Zwei Brüder gingen zusammen auf Wanderschaft. Eines Mittags legten sie sich im Wald nieder und ruhten aus. Als sie erwachten, bemerkten sie, dass neben ihnen ein Stein lag, auf dem etwas geschrieben war.
Zusammen buchstabierten sie und lasen: "Wer diesen Stein findet, der gehe in den Wald hinein gegen Sonnenaufgang. Im Wald wird ein Fluss kommen: Er schwimme durch diesen Fluss auf die andere Seite. Dann wird er eine Bärin mit ihren Jungen sehen. Er nehme der Bärin die Jungen weg und laufe, ohne sich umzusehen, gerade den Berg hinauf. Auf dem Berg wird er ein Haus sehen - und in diesem Haus wird er das Glück finden."
Die Brüder lasen, was da geschrieben stand, und der jüngere sagte: "Komm, gehen wir zusammen. Vielleicht durchschwimmen wir diesen Fluss, tragen die Bärenjungen in das Haus und finden zusammen das Glück."
Doch der ältere Bruder sagte: "Ich gehe nicht in den Wald wegen der Bärenjungen und rate es auch dir nicht. Erstens - niemand weiß, ob das, was hier auf dem Stein geschrieben steht, auch wahr ist; vielleicht ist alles nur zum Spaß geschrieben worden; vielleicht haben wir es auch nicht richtig verstanden. Zweitens - wir gehen in den Wald, und es wird Nacht. Wir finden den Fluss nicht; aber auch wenn wir den Fluss finden, wie sollen wir hinüberschwimmen? Vielleicht ist er breit und reißend? Drittens - wenn wir auch über den Fluss schwimmen: ist es etwa einfach, einer Bärin die Jungen wegzunehmen? Sie wird uns zerquetschen, und wir werden, statt unser Glück zu finden, für nichts und wieder nichts umkommen. Viertens - wenn es uns auch gelingt, der Bärin die Jungen wegzunehmen, können wir nie, ohne ausgeruht zu haben, den Berg hinauflaufen. Fünftens - die Hauptsache - es ist gar nicht gesagt, welches Glück wir in diesem Haus finden. Vielleicht erwartet uns dort ein Glück, welches wir überhaupt nicht brauchen können."

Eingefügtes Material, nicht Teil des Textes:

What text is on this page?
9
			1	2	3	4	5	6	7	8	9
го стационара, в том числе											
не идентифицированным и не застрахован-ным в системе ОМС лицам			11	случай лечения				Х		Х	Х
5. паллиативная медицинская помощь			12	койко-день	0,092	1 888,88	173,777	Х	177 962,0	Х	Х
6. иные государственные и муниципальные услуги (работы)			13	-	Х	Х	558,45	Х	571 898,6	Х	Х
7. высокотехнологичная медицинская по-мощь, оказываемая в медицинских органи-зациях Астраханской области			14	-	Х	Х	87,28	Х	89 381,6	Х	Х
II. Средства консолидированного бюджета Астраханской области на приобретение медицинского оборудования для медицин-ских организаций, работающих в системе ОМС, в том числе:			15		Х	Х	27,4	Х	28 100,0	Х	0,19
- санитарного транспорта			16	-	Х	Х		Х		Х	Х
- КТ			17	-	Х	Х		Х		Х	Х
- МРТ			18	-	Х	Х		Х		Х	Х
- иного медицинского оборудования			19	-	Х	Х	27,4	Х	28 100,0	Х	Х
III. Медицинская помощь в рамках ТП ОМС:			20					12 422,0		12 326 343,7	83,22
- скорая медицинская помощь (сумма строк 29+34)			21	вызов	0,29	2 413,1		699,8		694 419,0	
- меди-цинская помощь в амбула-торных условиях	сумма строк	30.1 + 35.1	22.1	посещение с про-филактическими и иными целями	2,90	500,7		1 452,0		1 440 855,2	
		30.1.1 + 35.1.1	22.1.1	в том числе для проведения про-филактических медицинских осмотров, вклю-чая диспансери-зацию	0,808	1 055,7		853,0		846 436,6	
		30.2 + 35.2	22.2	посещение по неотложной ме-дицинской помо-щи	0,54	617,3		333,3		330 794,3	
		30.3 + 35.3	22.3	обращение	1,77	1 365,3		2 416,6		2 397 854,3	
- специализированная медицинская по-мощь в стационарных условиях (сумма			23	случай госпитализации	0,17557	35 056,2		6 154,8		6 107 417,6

Der jüngere Bruder jedoch sprach: "Meiner Meinung nach ist es nicht so. Grundlos hätte man dies alles nicht auf einen Stein geschrieben. Und alles ist klar und eindeutig. Erstens - es wird kein Unglück geschehen, wenn wir es versuchen. Zweitens - wenn wir nicht gehen, liest ein anderer die Inschrift auf diesem Stein und findet das Glück, während wir nichts bekommen. Drittens - wenn man nicht arbeiten will und sich nicht bemühen will, erfreut einen nichts auf der Welt. Viertens - ich will nicht, dass man denkt, ich hätte irgendetwas gefürchtet."
Dazu sagte der ältere Bruder: "Das Sprichwort sagt: Das große Glück suchen, heißt das kleine verlieren; und ein anderes: Der Sperling in der Hand ist besser als die Taube auf dem Dach."

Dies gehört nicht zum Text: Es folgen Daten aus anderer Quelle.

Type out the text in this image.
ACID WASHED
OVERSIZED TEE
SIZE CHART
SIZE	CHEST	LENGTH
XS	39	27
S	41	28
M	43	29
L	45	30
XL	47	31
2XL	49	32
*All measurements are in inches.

Der jüngere sagte: "Ich habe gehört: Fürchtest du die Wölfe, geh' nicht in den Wald; und außerdem: Unter einem liegenden Stein rinnt kein Wasser. Meiner Meinung nach sollten wir gehen."
Der jüngere Bruder ging also in den Wald, der ältere blieb da. Kaum war der jüngere Bruder in den Wald gegangen, kam er zum Fluss, durchschwamm ihn und sah gleich am Ufer die Bärin. Er packte die Jungen, lief, ohne sich umzudrehen, den Berg hinauf, und kaum war er oben, da kam ihm das Volk entgegen, setzte ihn in eine Kutsche, fuhr ihn in die Stadt und machte ihn zum Zaren. Er herrschte fünf Jahre. Im sechsten Jahr kam ein anderer Zar, um mit ihm Krieg zu führen. Dieser eroberte die Stadt und vertrieb ihn. Nun ging der jüngere Bruder wieder auf die Wanderschaft und kam zum älteren Bruder. Der lebte in einem Dorf und war weder arm noch reich. Die Brüder freuten sich, als sie sich sahen, und erzählten sich alles.
Der ältere Bruder sprach: "Ich habe also doch recht gehabt! Ich habe die ganze Zeit über still und gut gelebt, während du Zar warst und viel Elend gesehen hast."
Aber der jüngere Bruder sagte: "Ich bereue nicht, dass ich damals in den Wald und auf den Berg gegangen bin; auch wenn es mir jetzt schlecht geht, so bleiben mir doch die Erinnerungen an mein Leben, und du hast nicht einmal die."